Nationaltheater, 26 April 1998

Exactly two weeks after Tokyo, I was in Munich and decided to hear Nabucco. It was the first time that I visited the Nationaltheater after an absence of six years. If I thought that the production of Nitzan in Tokyo was quite strange, I was in for a shock with the production, costume and set design by Pet Halmen, dating from 1990. I am not surprised, as Pet Halmen is a mental case. He produces regularly thrash in the different opera houses around the world and is getting away with it thanks to the morons that are nowadays managing opera houses. In Munich's case, it is Peter Jonas, the ex ENO director.
John Fiore, the conductor, entered the pit and conducted a lackluster overture. The orchestra sounded dimmed and undernourished during act 1. The set of act 1 was particularly noteworthy as there was practically no set at all, just four transparent drop clothes and something that came down the ceiling with an Hebrew inscription which I supposed represented Jerusalem. The Jews were all clad in black and wearing top hats, not very probable during that time period. The Babylonians soldiers looked like 19th century policemen, while others wore some ridiculous looking headgear and protective armors. Fenena was wearing an evening dress.

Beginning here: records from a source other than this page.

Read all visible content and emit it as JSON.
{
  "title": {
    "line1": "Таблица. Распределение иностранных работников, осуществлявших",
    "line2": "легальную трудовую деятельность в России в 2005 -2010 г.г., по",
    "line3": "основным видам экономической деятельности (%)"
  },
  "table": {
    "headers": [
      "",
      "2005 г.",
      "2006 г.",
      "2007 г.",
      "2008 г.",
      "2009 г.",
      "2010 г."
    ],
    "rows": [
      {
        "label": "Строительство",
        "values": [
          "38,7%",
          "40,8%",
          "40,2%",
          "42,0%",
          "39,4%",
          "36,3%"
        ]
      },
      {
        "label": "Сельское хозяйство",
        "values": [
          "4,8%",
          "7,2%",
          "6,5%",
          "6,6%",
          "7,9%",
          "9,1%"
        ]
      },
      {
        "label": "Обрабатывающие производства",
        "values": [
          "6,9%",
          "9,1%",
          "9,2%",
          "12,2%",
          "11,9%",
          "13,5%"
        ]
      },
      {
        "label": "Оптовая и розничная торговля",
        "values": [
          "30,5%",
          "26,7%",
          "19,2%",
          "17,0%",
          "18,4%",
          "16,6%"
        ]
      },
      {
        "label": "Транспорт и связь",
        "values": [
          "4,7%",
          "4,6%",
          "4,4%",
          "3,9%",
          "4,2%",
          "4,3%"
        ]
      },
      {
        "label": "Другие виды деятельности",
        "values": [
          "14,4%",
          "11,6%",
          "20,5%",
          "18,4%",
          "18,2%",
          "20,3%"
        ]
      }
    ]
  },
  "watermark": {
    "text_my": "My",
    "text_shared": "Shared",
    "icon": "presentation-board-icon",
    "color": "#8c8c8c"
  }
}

When John Fiore came out to conduct act 2, he was booed and things started to improve in the pit, but Fiore was not equal to Daniel Oren in Tokyo. In this act, Halmen made an effort, there was a set, a huge Babel tower tilted all the way back to the end of the stage. From the uncomfortable spot at the top of the tower, the Grand Priest had to sing. Halmen made sure we could not hear him. Abdallo was wearing a fez, an historical impossibility.
The set in act 3 was again non-existent, four drop clothes while Abigaille and Babylonian ladies wore modern evening dresses. There were also dead horses either hanging from the ceiling or laying on the stage. The symbol of the Babylonian power was an erected phallic symbol.

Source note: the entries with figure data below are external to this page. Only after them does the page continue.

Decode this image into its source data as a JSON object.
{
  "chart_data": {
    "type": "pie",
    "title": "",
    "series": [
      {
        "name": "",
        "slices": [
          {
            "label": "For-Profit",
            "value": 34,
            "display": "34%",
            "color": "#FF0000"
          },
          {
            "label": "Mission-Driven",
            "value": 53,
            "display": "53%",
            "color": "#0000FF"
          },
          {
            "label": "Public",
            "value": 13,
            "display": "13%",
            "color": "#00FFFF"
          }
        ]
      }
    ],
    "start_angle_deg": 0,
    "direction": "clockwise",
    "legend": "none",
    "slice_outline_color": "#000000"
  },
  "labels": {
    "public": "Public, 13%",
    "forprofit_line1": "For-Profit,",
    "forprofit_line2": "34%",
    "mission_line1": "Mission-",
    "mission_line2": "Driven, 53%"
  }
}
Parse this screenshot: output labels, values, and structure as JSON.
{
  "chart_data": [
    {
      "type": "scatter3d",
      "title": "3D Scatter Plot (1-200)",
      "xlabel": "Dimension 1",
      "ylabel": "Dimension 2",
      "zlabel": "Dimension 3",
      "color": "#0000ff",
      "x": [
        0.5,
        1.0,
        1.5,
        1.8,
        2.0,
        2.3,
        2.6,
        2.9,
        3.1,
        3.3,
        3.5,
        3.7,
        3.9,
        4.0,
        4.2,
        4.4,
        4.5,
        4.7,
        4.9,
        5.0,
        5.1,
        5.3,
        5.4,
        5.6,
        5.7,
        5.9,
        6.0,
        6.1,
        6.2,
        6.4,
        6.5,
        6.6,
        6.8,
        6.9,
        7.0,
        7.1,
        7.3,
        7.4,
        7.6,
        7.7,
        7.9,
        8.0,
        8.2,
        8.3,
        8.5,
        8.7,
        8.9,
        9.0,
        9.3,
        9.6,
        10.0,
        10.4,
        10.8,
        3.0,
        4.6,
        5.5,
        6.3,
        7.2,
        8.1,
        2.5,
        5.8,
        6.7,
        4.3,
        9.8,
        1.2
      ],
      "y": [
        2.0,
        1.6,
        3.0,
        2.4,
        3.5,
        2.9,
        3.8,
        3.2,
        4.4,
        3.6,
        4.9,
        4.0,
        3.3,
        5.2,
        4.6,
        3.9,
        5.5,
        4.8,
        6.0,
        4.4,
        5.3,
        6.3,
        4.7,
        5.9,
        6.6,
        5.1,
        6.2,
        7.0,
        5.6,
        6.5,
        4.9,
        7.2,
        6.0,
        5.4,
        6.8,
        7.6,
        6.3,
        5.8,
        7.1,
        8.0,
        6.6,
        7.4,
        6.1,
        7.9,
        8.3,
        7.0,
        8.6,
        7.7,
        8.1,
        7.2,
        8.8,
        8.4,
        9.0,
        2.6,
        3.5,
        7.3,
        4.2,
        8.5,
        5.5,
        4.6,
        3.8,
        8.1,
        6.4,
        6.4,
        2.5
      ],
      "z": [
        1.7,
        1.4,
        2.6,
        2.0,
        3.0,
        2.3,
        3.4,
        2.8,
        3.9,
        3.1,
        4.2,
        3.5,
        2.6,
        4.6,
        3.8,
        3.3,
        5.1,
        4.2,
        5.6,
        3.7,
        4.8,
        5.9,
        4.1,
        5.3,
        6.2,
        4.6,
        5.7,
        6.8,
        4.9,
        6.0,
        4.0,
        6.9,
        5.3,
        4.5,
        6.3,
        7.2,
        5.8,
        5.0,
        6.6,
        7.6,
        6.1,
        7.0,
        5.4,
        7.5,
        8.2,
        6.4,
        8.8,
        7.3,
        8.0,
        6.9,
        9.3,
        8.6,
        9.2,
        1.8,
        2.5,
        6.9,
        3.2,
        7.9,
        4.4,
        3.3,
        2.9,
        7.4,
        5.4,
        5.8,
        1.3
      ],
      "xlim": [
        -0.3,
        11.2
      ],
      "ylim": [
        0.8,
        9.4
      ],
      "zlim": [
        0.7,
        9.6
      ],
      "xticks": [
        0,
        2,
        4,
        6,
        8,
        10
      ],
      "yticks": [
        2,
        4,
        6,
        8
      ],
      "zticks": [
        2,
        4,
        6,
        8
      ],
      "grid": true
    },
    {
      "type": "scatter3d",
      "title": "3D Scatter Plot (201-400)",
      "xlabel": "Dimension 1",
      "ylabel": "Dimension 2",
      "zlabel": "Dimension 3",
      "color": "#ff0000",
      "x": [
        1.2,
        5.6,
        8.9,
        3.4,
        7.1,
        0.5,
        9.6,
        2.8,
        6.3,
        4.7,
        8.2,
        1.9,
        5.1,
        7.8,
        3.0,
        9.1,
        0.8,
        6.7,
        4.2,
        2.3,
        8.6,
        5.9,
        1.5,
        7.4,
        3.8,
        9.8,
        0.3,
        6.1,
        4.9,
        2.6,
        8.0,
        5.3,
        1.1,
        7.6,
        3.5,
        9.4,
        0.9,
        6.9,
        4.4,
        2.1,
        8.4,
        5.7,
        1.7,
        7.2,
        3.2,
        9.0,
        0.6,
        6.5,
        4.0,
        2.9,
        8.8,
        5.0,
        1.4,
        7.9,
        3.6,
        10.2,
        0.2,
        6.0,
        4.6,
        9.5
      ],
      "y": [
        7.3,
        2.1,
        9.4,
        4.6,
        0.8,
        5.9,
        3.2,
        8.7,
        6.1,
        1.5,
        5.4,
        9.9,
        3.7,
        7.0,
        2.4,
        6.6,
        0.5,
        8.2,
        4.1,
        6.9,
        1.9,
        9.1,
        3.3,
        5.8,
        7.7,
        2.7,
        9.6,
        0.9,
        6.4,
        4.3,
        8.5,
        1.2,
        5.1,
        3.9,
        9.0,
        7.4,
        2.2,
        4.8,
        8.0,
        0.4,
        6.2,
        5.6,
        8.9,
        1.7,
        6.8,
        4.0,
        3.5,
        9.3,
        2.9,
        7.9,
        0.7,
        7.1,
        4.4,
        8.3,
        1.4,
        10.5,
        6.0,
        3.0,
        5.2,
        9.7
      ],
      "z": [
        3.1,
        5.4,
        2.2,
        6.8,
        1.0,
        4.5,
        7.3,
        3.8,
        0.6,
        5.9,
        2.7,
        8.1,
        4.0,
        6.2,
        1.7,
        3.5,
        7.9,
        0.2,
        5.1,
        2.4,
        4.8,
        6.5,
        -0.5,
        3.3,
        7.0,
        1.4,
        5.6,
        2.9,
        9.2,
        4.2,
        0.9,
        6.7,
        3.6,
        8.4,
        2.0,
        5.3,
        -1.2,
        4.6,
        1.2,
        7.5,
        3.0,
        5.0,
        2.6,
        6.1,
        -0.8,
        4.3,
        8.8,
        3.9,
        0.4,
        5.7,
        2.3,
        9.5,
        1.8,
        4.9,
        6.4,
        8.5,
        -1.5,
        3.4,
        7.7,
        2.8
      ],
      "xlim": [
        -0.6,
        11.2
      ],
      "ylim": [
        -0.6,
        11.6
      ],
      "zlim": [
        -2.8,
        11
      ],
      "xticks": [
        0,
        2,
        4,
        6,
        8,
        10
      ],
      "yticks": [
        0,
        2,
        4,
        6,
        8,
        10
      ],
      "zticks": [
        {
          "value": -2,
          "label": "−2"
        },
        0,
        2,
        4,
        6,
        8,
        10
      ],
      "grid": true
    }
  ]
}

When the gods are destroyed in act 4, the symbol breaks in two, quite a ridiculous effect. The set in act 4 was made of very dim arcades that represented nothing implied in the libretto.

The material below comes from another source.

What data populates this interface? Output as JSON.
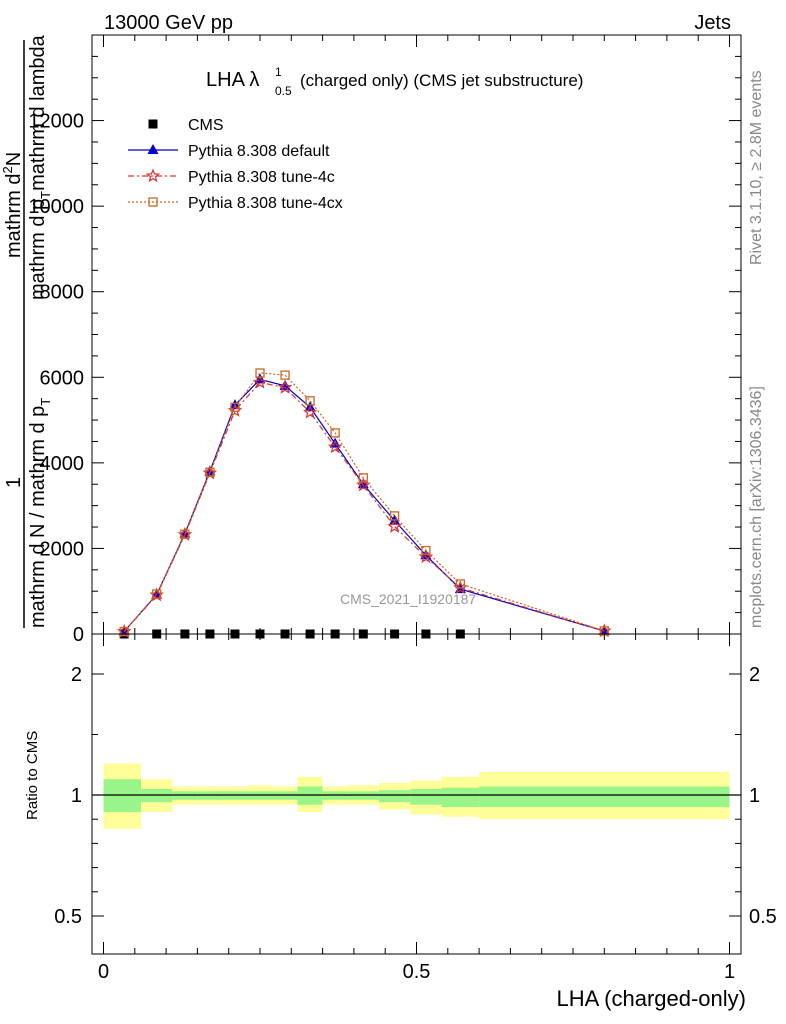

On the singing side, the Nabucco of Paolo Gavanelli was slow to warm up. In act 1, he was made to enter on a carriage pulled by four horses trampling over dead Jews and wearing a most ridiculous crown. He could not move very well, seemed and sounded ill at ease. In act 2, he had to stand midway on the tower, and he was again ill at ease. However in act 3, he was better. In act 4, Gavanelli produced a lot of piano head tone, his specialty. In his aria, Gavanelli was distracted by the the efforts of Halmen to have the audience entertained by unrelated actions going on while he is singing. Four men, in G-string and tied to ropes, were lowered on the stage, where they crawled away into the wings. If it was not enough, Halmen had Fenena raped during the later part of the aria. As Zaccaria, Roberto Scandiuzzi sounded like a competent utility bass, reliable and dull. He was no match for Furlanetto in Tokyo. It must be noted that he was acclaimed during his curtain call. The Abigaille was Susan Neves, described in the program as having had a triumph as Aida at the Met. She was a reliable singer, more a hausfrau than an Abigaille. She was competent, but did not generate the excitement provided by Guleghina in Tokyo. José Azocar did what he could with the impossible role of Ismaele. I heard Azocar in Lucia di Lammermoor on live tapes from Chile recorded approximately 10 years ago. He made an excellent impression that needs to be reconfirmed by hearing him live in a real tenor role. There were excellent singing and characterization by Robynne Redmon (Fenena), Kevin Conners (Abdallo) and Jennifer Trost (Anna). The Gran Sacerdote was Harry Dworchak. He was described in the program as having made his European debut in 1990, a false statement as I heard him in 1986 in Paris in La donna del lago with Merritt and Blake. Dworchak did not make any impression. Apparently his repertory includes Scarpia, Wotan and Holländer, it is quite difficult to imagine him singing those roles.